Конец рассказа хорош, хотя и не без картинного позерства автора-престидижитатора.
Чувствуется торжество мастера… умело завершившего литературную жизнь в тексте двух неприятных ему героев.
Нет… скорее нашедшего изящное решение для шахматной задачи.
Козлы
Литература, как и кино и картины — все это попытки форматирования небытия, его формы.
Раньше это были все больше погребальные камеры, наполненные мумифицированными родственниками писателя, его вещами, его животными и его собственными препарированными внутренностями… Саркофаги-повести, пирамиды-романы… Потом произведения искусства и литературы стали памятниками… Нынче это инсталляции. Из кусочков кишок, обрывков кожи, отголосков, отрывков, отрезков бытия.

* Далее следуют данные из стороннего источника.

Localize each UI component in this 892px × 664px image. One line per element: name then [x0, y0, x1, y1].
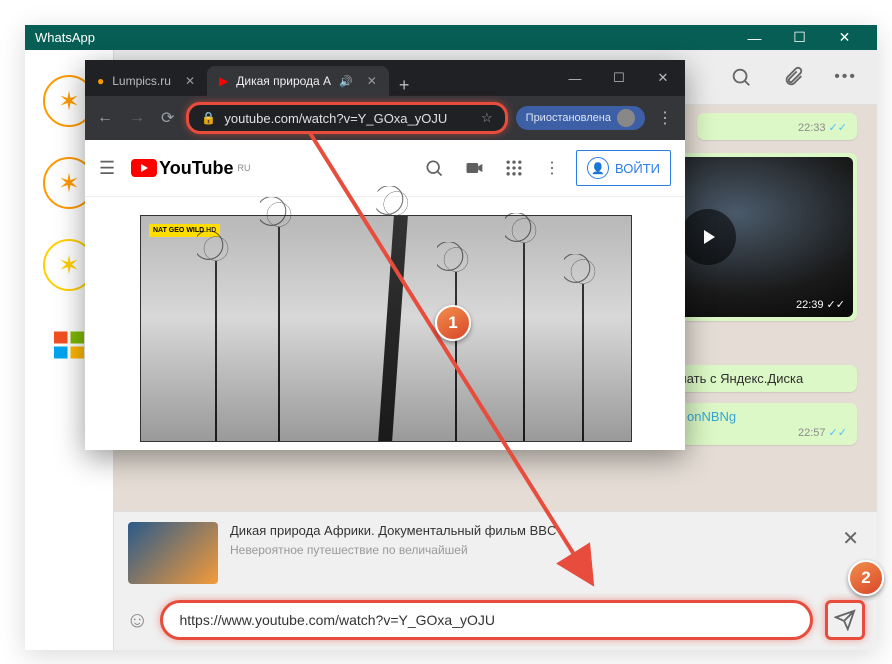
message-bubble[interactable]: 22:33: [697, 113, 857, 140]
favicon-icon: ▶: [219, 74, 228, 88]
browser-window: ● Lumpics.ru ✕ ▶ Дикая природа А 🔊 ✕ + —…: [85, 60, 685, 450]
login-label: ВОЙТИ: [615, 161, 660, 176]
step-badge-1: 1: [435, 305, 471, 341]
message-link[interactable]: onNBNg: [687, 409, 736, 424]
forward-button[interactable]: →: [125, 109, 149, 127]
whatsapp-title: WhatsApp: [35, 30, 95, 45]
send-button[interactable]: [825, 600, 865, 640]
lock-icon: 🔒: [201, 111, 216, 125]
youtube-player[interactable]: NAT GEO WILD: [140, 215, 632, 442]
message-bubble[interactable]: onNBNg 22:57: [677, 403, 857, 445]
message-input[interactable]: https://www.youtube.com/watch?v=Y_GOxa_y…: [160, 600, 813, 640]
window-minimize-button[interactable]: —: [732, 25, 777, 50]
window-close-button[interactable]: ✕: [822, 25, 867, 50]
menu-icon[interactable]: •••: [834, 68, 857, 86]
message-bubble[interactable]: качать с Яндекс.Диска: [657, 365, 857, 392]
step-badge-2: 2: [848, 560, 884, 596]
youtube-brand-text: YouTube: [159, 158, 233, 179]
youtube-play-icon: [131, 159, 157, 177]
back-button[interactable]: ←: [93, 109, 117, 127]
compose-area: Дикая природа Африки. Документальный фил…: [114, 511, 877, 650]
play-icon[interactable]: [680, 209, 736, 265]
tab-title: Дикая природа А: [236, 74, 331, 88]
browser-maximize-button[interactable]: ☐: [597, 60, 641, 96]
browser-viewport: ☰ YouTube RU ⋮ 👤 ВОЙТИ NAT GEO WILD: [85, 140, 685, 450]
apps-icon[interactable]: [504, 158, 524, 178]
new-tab-button[interactable]: +: [389, 75, 420, 96]
message-text: качать с Яндекс.Диска: [667, 371, 803, 386]
emoji-icon[interactable]: ☺: [126, 607, 148, 633]
bookmark-icon[interactable]: ☆: [481, 110, 493, 126]
search-icon[interactable]: [424, 158, 444, 178]
youtube-region: RU: [237, 163, 250, 173]
message-time: 22:57: [687, 426, 847, 439]
browser-toolbar: ← → ⟳ 🔒 youtube.com/watch?v=Y_GOxa_yOJU …: [85, 96, 685, 140]
profile-chip-label: Приостановлена: [526, 112, 611, 124]
preview-thumbnail: [128, 522, 218, 584]
youtube-logo[interactable]: YouTube RU: [131, 158, 250, 179]
hamburger-icon[interactable]: ☰: [99, 158, 115, 179]
whatsapp-titlebar: WhatsApp — ☐ ✕: [25, 25, 877, 50]
reload-button[interactable]: ⟳: [157, 108, 178, 128]
more-icon[interactable]: ⋮: [544, 158, 560, 178]
profile-chip[interactable]: Приостановлена: [516, 106, 645, 130]
tab-title: Lumpics.ru: [112, 74, 171, 88]
message-time: 22:33: [707, 121, 847, 134]
window-maximize-button[interactable]: ☐: [777, 25, 822, 50]
link-preview: Дикая природа Африки. Документальный фил…: [114, 512, 877, 594]
browser-menu-icon[interactable]: ⋮: [653, 108, 677, 128]
browser-minimize-button[interactable]: —: [553, 60, 597, 96]
video-duration: 22:39: [796, 298, 845, 311]
tab-close-icon[interactable]: ✕: [185, 74, 195, 88]
attach-icon[interactable]: [782, 66, 804, 88]
tab-mute-icon[interactable]: 🔊: [339, 75, 353, 88]
browser-tab-active[interactable]: ▶ Дикая природа А 🔊 ✕: [207, 66, 389, 96]
favicon-icon: ●: [97, 74, 104, 88]
url-text: youtube.com/watch?v=Y_GOxa_yOJU: [224, 111, 447, 126]
profile-avatar-icon: [617, 109, 635, 127]
message-input-text: https://www.youtube.com/watch?v=Y_GOxa_y…: [179, 612, 495, 628]
youtube-login-button[interactable]: 👤 ВОЙТИ: [576, 150, 671, 186]
browser-close-button[interactable]: ✕: [641, 60, 685, 96]
tab-close-icon[interactable]: ✕: [367, 74, 377, 88]
preview-title: Дикая природа Африки. Документальный фил…: [230, 522, 826, 540]
address-bar[interactable]: 🔒 youtube.com/watch?v=Y_GOxa_yOJU ☆: [186, 102, 507, 134]
browser-tab-bar: ● Lumpics.ru ✕ ▶ Дикая природа А 🔊 ✕ + —…: [85, 60, 685, 96]
youtube-player-area: NAT GEO WILD: [85, 197, 685, 450]
user-icon: 👤: [587, 157, 609, 179]
create-icon[interactable]: [464, 158, 484, 178]
preview-close-button[interactable]: ✕: [838, 522, 863, 555]
browser-tab[interactable]: ● Lumpics.ru ✕: [85, 66, 207, 96]
preview-description: Невероятное путешествие по величайшей: [230, 542, 826, 559]
search-icon[interactable]: [730, 66, 752, 88]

Странно, я хоть и пишу, но не считаю себя писателем.
Я против литературы как таковой, против бесконечных словоизвержений самоупоенных нарциссов. Я — за простую жизнь, за людей.

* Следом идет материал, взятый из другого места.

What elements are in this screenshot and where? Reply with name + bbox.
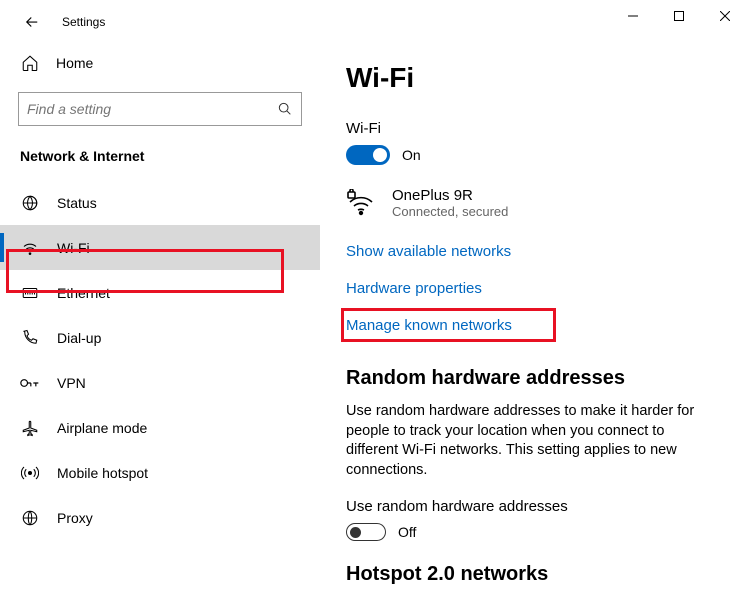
sidebar-item-vpn[interactable]: VPN xyxy=(0,360,320,405)
airplane-icon xyxy=(21,419,39,437)
sidebar-item-label: Airplane mode xyxy=(57,420,147,436)
home-button[interactable]: Home xyxy=(18,44,302,86)
home-icon xyxy=(21,54,39,72)
wifi-toggle[interactable] xyxy=(346,145,390,165)
wifi-icon xyxy=(21,239,39,257)
sidebar-item-label: Wi-Fi xyxy=(57,240,90,256)
sidebar-item-label: Mobile hotspot xyxy=(57,465,148,481)
sidebar-item-proxy[interactable]: Proxy xyxy=(0,495,320,540)
vpn-icon xyxy=(20,376,40,390)
random-toggle-state: Off xyxy=(398,524,416,540)
sidebar-item-status[interactable]: Status xyxy=(0,180,320,225)
hotspot-icon xyxy=(21,464,39,482)
random-heading: Random hardware addresses xyxy=(346,367,708,390)
sidebar-item-hotspot[interactable]: Mobile hotspot xyxy=(0,450,320,495)
maximize-icon xyxy=(674,11,684,21)
sidebar-item-label: Dial-up xyxy=(57,330,101,346)
close-button[interactable] xyxy=(702,0,748,32)
sidebar-item-wifi[interactable]: Wi-Fi xyxy=(0,225,320,270)
dialup-icon xyxy=(21,329,39,347)
sidebar: Home Network & Internet Status Wi-Fi Eth… xyxy=(0,44,320,614)
window-title: Settings xyxy=(62,15,105,29)
main-content: Wi-Fi Wi-Fi On OnePlus 9R Connected, sec… xyxy=(320,44,748,614)
category-title: Network & Internet xyxy=(18,144,302,180)
maximize-button[interactable] xyxy=(656,0,702,32)
search-icon xyxy=(277,101,293,117)
proxy-icon xyxy=(21,509,39,527)
sidebar-item-label: Ethernet xyxy=(57,285,110,301)
window-controls xyxy=(610,0,748,32)
sidebar-item-ethernet[interactable]: Ethernet xyxy=(0,270,320,315)
arrow-left-icon xyxy=(23,13,41,31)
sidebar-item-airplane[interactable]: Airplane mode xyxy=(0,405,320,450)
random-toggle[interactable] xyxy=(346,523,386,541)
connected-network[interactable]: OnePlus 9R Connected, secured xyxy=(346,187,708,220)
back-button[interactable] xyxy=(18,8,46,36)
sidebar-item-label: VPN xyxy=(57,375,86,391)
ethernet-icon xyxy=(21,284,39,302)
minimize-button[interactable] xyxy=(610,0,656,32)
home-label: Home xyxy=(56,55,93,71)
link-available-networks[interactable]: Show available networks xyxy=(346,240,708,263)
status-icon xyxy=(21,194,39,212)
wifi-secured-icon xyxy=(346,189,376,217)
search-input[interactable] xyxy=(27,101,277,117)
hotspot-heading: Hotspot 2.0 networks xyxy=(346,563,708,586)
sidebar-item-dialup[interactable]: Dial-up xyxy=(0,315,320,360)
sidebar-item-label: Proxy xyxy=(57,510,93,526)
page-title: Wi-Fi xyxy=(346,62,708,94)
network-name: OnePlus 9R xyxy=(392,187,508,204)
minimize-icon xyxy=(628,11,638,21)
random-toggle-label: Use random hardware addresses xyxy=(346,498,708,515)
wifi-toggle-state: On xyxy=(402,147,421,163)
sidebar-item-label: Status xyxy=(57,195,97,211)
close-icon xyxy=(720,11,730,21)
nav-list: Status Wi-Fi Ethernet Dial-up VPN Airpla… xyxy=(0,180,320,540)
link-hardware-properties[interactable]: Hardware properties xyxy=(346,277,708,300)
wifi-toggle-label: Wi-Fi xyxy=(346,120,708,137)
link-manage-networks[interactable]: Manage known networks xyxy=(346,314,708,337)
network-status: Connected, secured xyxy=(392,204,508,219)
random-body: Use random hardware addresses to make it… xyxy=(346,402,708,480)
search-box[interactable] xyxy=(18,92,302,126)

Для меня главное — не алые буковки, а та особенная лирическая реальность, или внутреннее кино, которое ими порождается в сознании читателя. Не на бумаге и не на мониторе — сокровище литературы, а там, в мозгах читателя, смиренно собирающего пазлы… светлые, летучие острова. На которых живут восставшие из семантического мусора литературные герои и растут на щедро унавоженной частицами прошлого земле развесистые клюквы.
Мне нравится то, что Б. отстаивает очевидное право эмиграции на существование и на полноценное творчество. Мне нравится и то, что он поливает подпутинскую литературу и заодно и тамошнего, «серого» приспособленца-читателя помоями и клеймит ренегатов-эмигрантов, завороженно, как зайцы — в пасть удава, глядящих российское телевидение и мечтающих о российских тиражах, гонорарах и прочих материальных благах.

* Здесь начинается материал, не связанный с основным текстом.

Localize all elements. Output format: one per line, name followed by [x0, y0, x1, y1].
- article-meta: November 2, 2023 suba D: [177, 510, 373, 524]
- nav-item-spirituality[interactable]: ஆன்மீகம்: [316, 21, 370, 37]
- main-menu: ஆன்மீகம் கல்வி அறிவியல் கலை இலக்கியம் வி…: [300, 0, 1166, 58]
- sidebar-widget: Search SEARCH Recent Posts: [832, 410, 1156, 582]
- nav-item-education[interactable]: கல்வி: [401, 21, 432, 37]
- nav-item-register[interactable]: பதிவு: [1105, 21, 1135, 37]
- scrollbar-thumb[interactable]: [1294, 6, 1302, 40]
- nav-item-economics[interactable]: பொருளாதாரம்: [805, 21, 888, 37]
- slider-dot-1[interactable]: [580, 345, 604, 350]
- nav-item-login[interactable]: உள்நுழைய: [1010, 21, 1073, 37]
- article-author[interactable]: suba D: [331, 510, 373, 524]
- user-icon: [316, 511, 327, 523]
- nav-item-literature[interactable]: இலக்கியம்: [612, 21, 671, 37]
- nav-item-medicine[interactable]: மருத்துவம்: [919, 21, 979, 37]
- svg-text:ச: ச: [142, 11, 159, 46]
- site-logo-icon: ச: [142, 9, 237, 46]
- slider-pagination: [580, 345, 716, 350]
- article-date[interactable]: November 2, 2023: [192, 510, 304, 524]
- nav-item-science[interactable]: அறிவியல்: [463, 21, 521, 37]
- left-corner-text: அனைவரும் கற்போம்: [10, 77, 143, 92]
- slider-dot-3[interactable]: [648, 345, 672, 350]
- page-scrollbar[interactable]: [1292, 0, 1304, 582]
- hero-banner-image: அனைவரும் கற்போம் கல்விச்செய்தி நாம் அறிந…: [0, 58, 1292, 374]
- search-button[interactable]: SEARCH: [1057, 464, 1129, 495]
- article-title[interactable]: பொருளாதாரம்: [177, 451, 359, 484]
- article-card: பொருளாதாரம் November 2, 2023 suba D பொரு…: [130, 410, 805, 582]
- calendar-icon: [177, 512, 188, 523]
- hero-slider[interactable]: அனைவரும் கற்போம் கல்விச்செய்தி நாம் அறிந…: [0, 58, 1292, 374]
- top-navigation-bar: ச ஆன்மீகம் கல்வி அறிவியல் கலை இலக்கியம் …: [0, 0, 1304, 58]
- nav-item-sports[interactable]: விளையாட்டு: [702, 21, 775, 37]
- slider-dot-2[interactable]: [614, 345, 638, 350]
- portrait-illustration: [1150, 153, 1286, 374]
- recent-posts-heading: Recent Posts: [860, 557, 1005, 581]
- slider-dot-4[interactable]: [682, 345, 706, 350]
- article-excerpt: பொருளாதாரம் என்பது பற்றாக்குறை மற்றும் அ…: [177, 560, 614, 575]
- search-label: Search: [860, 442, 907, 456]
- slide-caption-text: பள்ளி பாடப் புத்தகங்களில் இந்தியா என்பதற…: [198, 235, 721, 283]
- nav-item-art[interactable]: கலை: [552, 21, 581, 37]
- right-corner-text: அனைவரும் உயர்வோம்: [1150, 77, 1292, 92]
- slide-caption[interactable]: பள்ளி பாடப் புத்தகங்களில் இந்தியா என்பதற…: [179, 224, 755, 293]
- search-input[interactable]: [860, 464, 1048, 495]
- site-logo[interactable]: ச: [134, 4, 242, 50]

Нравится, то нравится, но справедливо ли это?
По многим вопросам, затронутым в этой статье, я уже не раз высказывался, не хочу повторяться. Хотя, кое-что не зазорно и повторить…
Мне кажется, разделяя литературы на зарубежную и не зарубежную, Б. недооценивает или, точнее, упорно стремится не замечать изменений, произошедших за последние 15–20 лет. Изменений, навязанных нам научно-техническим прогрессом. Тема эта бездонная, поэтому кратко коснусь только одного аспекта, важного для нас. авторов.
Писатель нынче пишет не пером и не паркеровской ручкой, не печатает на машинке, а работает на компьютере. Печатает быстро. Свободно манипулирует большими и малыми кусками текста. Мгновенно редактирует. Находит в мировой сети и ассимилирует разнообразные источники — тексты, картинки, фотографии, фильмы. Проверяет орфографию…
Жми кнопку — и вот. твой свежеиспеченный текст уже опубликован и доступен всему человечеству. Спи спокойно, ты оставил свой след в электронной вечности. Застолбил участок на ноосфере Земли. На континенте графоманов.